Scaling at startup speed: Lovable’s journey to smarter observability with Grafana Cloud
AI app builder Lovable has quickly become one of Europe’s fastest-growing startups, helping users instantly generate front-end web applications using natural language prompts. As the company scaled from launch to $100M ARR in less than eight months, the company’s small engineering team faced a big challenge: how to consolidate observability across multiple cloud providers while maintaining startup speed.
Lovable’s observability was scattered across several cloud providers, making it difficult to gain a clear view of performance across systems. The team needed a centralized platform that could connect diverse data sources, support OpenTelemetry, and provide reliability.
That’s when Lovable turned to Grafana Cloud, which let the team keep open standards while gaining scalability, performance, and hands-on support. They also benefited from features only available in Grafana Cloud, including the Adaptive Telemetry suite, which helped them lower their costs considerably and operate more efficiently.
“Grafana Cloud gave us a single place for all our observability and the freedom to integrate with all the tools in our tech stack,” said Viktor Eriksson, Member of Technical Staff at Lovable.
Building unified observability from day one
Lovable chose Grafana Cloud to monitor all their telemetry signals – metrics, logs, traces, and profiles – in one place, giving them an integrated stack that could handle their growing workloads without the operational strain.

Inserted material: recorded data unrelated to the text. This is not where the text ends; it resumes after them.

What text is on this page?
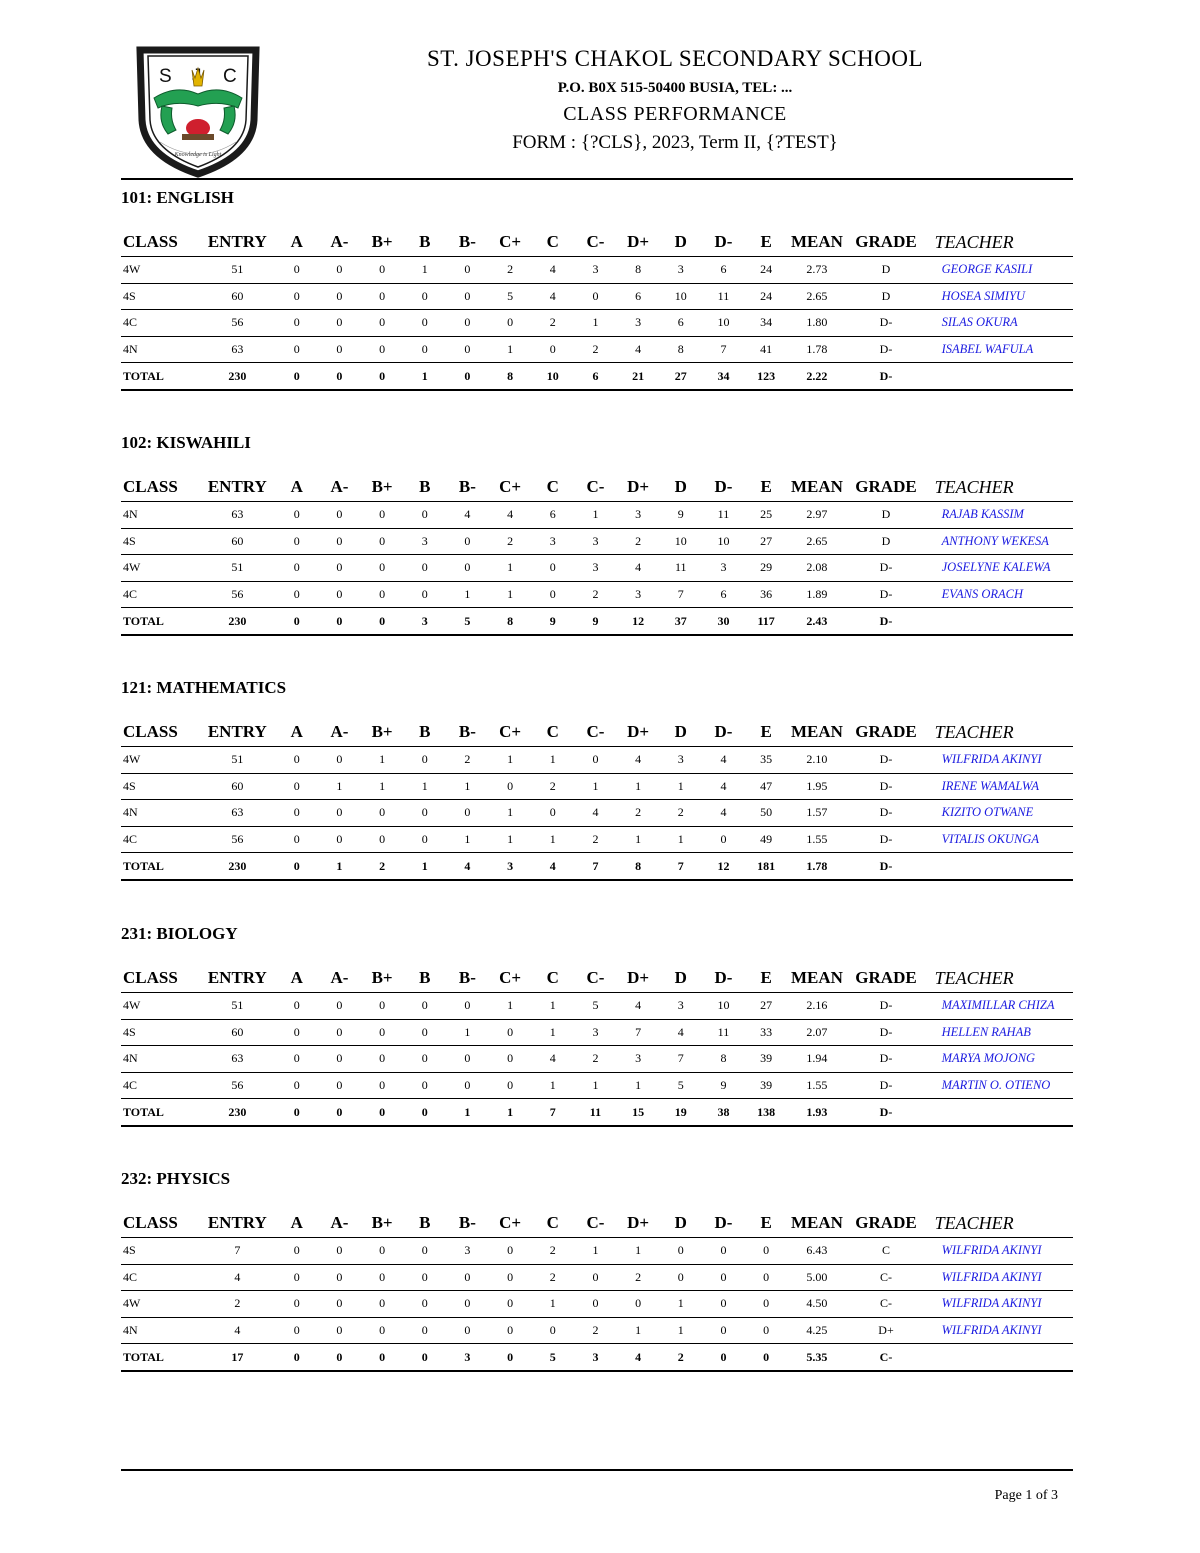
S	C
Knowledge is Light
ST. JOSEPH'S CHAKOL SECONDARY SCHOOL
P.O. B0X 515-50400 BUSIA, TEL: ...
CLASS PERFORMANCE
FORM : {?CLS}, 2023, Term II, {?TEST}
101: ENGLISH
CLASS	ENTRY	A	A-	B+	B	B-	C+	C	C-	D+	D	D-	E	MEAN	GRADE	TEACHER
4W	51	0	0	0	1	0	2	4	3	8	3	6	24	2.73	D	GEORGE KASILI
4S	60	0	0	0	0	0	5	4	0	6	10	11	24	2.65	D	HOSEA SIMIYU
4C	56	0	0	0	0	0	0	2	1	3	6	10	34	1.80	D-	SILAS OKURA
4N	63	0	0	0	0	0	1	0	2	4	8	7	41	1.78	D-	ISABEL WAFULA
TOTAL	230	0	0	0	1	0	8	10	6	21	27	34	123	2.22	D-	
102: KISWAHILI
CLASS	ENTRY	A	A-	B+	B	B-	C+	C	C-	D+	D	D-	E	MEAN	GRADE	TEACHER
4N	63	0	0	0	0	4	4	6	1	3	9	11	25	2.97	D	RAJAB KASSIM
4S	60	0	0	0	3	0	2	3	3	2	10	10	27	2.65	D	ANTHONY WEKESA
4W	51	0	0	0	0	0	1	0	3	4	11	3	29	2.08	D-	JOSELYNE KALEWA
4C	56	0	0	0	0	1	1	0	2	3	7	6	36	1.89	D-	EVANS ORACH
TOTAL	230	0	0	0	3	5	8	9	9	12	37	30	117	2.43	D-	
121: MATHEMATICS
CLASS	ENTRY	A	A-	B+	B	B-	C+	C	C-	D+	D	D-	E	MEAN	GRADE	TEACHER
4W	51	0	0	1	0	2	1	1	0	4	3	4	35	2.10	D-	WILFRIDA AKINYI
4S	60	0	1	1	1	1	0	2	1	1	1	4	47	1.95	D-	IRENE WAMALWA
4N	63	0	0	0	0	0	1	0	4	2	2	4	50	1.57	D-	KIZITO OTWANE
4C	56	0	0	0	0	1	1	1	2	1	1	0	49	1.55	D-	VITALIS OKUNGA
TOTAL	230	0	1	2	1	4	3	4	7	8	7	12	181	1.78	D-	
231: BIOLOGY
CLASS	ENTRY	A	A-	B+	B	B-	C+	C	C-	D+	D	D-	E	MEAN	GRADE	TEACHER
4W	51	0	0	0	0	0	1	1	5	4	3	10	27	2.16	D-	MAXIMILLAR CHIZA
4S	60	0	0	0	0	1	0	1	3	7	4	11	33	2.07	D-	HELLEN RAHAB
4N	63	0	0	0	0	0	0	4	2	3	7	8	39	1.94	D-	MARYA MOJONG
4C	56	0	0	0	0	0	0	1	1	1	5	9	39	1.55	D-	MARTIN O. OTIENO
TOTAL	230	0	0	0	0	1	1	7	11	15	19	38	138	1.93	D-	
232: PHYSICS
CLASS	ENTRY	A	A-	B+	B	B-	C+	C	C-	D+	D	D-	E	MEAN	GRADE	TEACHER
4S	7	0	0	0	0	3	0	2	1	1	0	0	0	6.43	C	WILFRIDA AKINYI
4C	4	0	0	0	0	0	0	2	0	2	0	0	0	5.00	C-	WILFRIDA AKINYI
4W	2	0	0	0	0	0	0	1	0	0	1	0	0	4.50	C-	WILFRIDA AKINYI
4N	4	0	0	0	0	0	0	0	2	1	1	0	0	4.25	D+	WILFRIDA AKINYI
TOTAL	17	0	0	0	0	3	0	5	3	4	2	0	0	5.35	C-	
Page 1 of 3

Grafana’s extensive datasource support and plugin ecosystem meant Lovable could integrate its entire stack quickly. The flexibility of Grafana’s platform also allowed them to swap out specific components when needed without disruption, keeping Lovable’s monitoring open, adaptable, and vendor-neutral.
Scaling with flexibility and reliability
As Lovable’s user base grew, telemetry volume expanded rapidly. To keep costs under control, the team adopted Adaptive Metrics, part of the Adaptive Telemetry suite. This feature automatically drops redundant time series and controls data growth reducing Lovable’s metrics volume by 93%. That alone translated into tens of thousands of dollars in monthly savings.

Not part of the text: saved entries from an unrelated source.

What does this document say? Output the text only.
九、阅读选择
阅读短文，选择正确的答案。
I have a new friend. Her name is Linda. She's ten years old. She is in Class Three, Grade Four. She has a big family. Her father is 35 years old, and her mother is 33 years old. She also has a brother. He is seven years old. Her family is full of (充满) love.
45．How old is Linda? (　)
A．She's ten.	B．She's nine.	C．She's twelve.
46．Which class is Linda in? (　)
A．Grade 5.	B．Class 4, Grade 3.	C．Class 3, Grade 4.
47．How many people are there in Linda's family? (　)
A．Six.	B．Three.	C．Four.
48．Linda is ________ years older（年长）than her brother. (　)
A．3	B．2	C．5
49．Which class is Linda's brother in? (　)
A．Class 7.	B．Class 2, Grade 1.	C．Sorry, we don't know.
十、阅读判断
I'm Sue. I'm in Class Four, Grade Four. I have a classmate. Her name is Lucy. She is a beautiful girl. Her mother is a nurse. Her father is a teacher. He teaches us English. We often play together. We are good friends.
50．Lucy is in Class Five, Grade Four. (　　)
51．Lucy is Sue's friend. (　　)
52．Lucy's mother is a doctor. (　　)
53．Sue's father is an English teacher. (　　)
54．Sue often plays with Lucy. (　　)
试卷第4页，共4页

“Adaptive Metrics helped us drastically reduce costs while keeping the visibility we needed,” says Eriksson.
The team also began using Adaptive Traces to manage high-throughput tracing more efficiently, and Grafana Cloud Profiles to analyze performance issues like memory leaks directly through Grafana’s interface.
Results: a reliable, scalable observability foundation
Today, Lovable runs a unified observability stack in Grafana Cloud, and the results speak for themselves:
- Improved reliability: Grafana Cloud delivers consistently stable performance, with minimal outages and dependable uptime.
- Costs controlled: Adaptive Metrics reduced redundant time series and cut spend by tens of thousands of dollars each month.
- Broad integration: Large datasource and plugin support allow Lovable to consolidate observability across multiple providers in one place.
- Enhanced efficiency: Grafana Cloud Profiles and Adaptive Traces enable the team to diagnose issues faster and optimize performance.
- “White-glove” support experience: Direct communication with engineering, and faster response times have transformed the partnership.
What’s next for Lovable
As Lovable continues to grow at startup speed, the team is focused on scaling efficiency and deepening visibility across its entire platform. They’re consolidating more of their monitoring within Grafana Cloud, including Frontend Observability to gain a true single pane of glass for all services.
They’re also now exploring AI-powered observability with Grafana Assistant, a context-aware AI agent built for Grafana. They think it can help Lovable engineers stay lean and accelerate troubleshooting by reducing mean time to resolution.
For Lovable, Grafana Cloud has become more than an observability platform, it’s a strategic partner enabling the company to innovate faster, scale smarter, and stay focused on building the next generation of AI-driven experiences.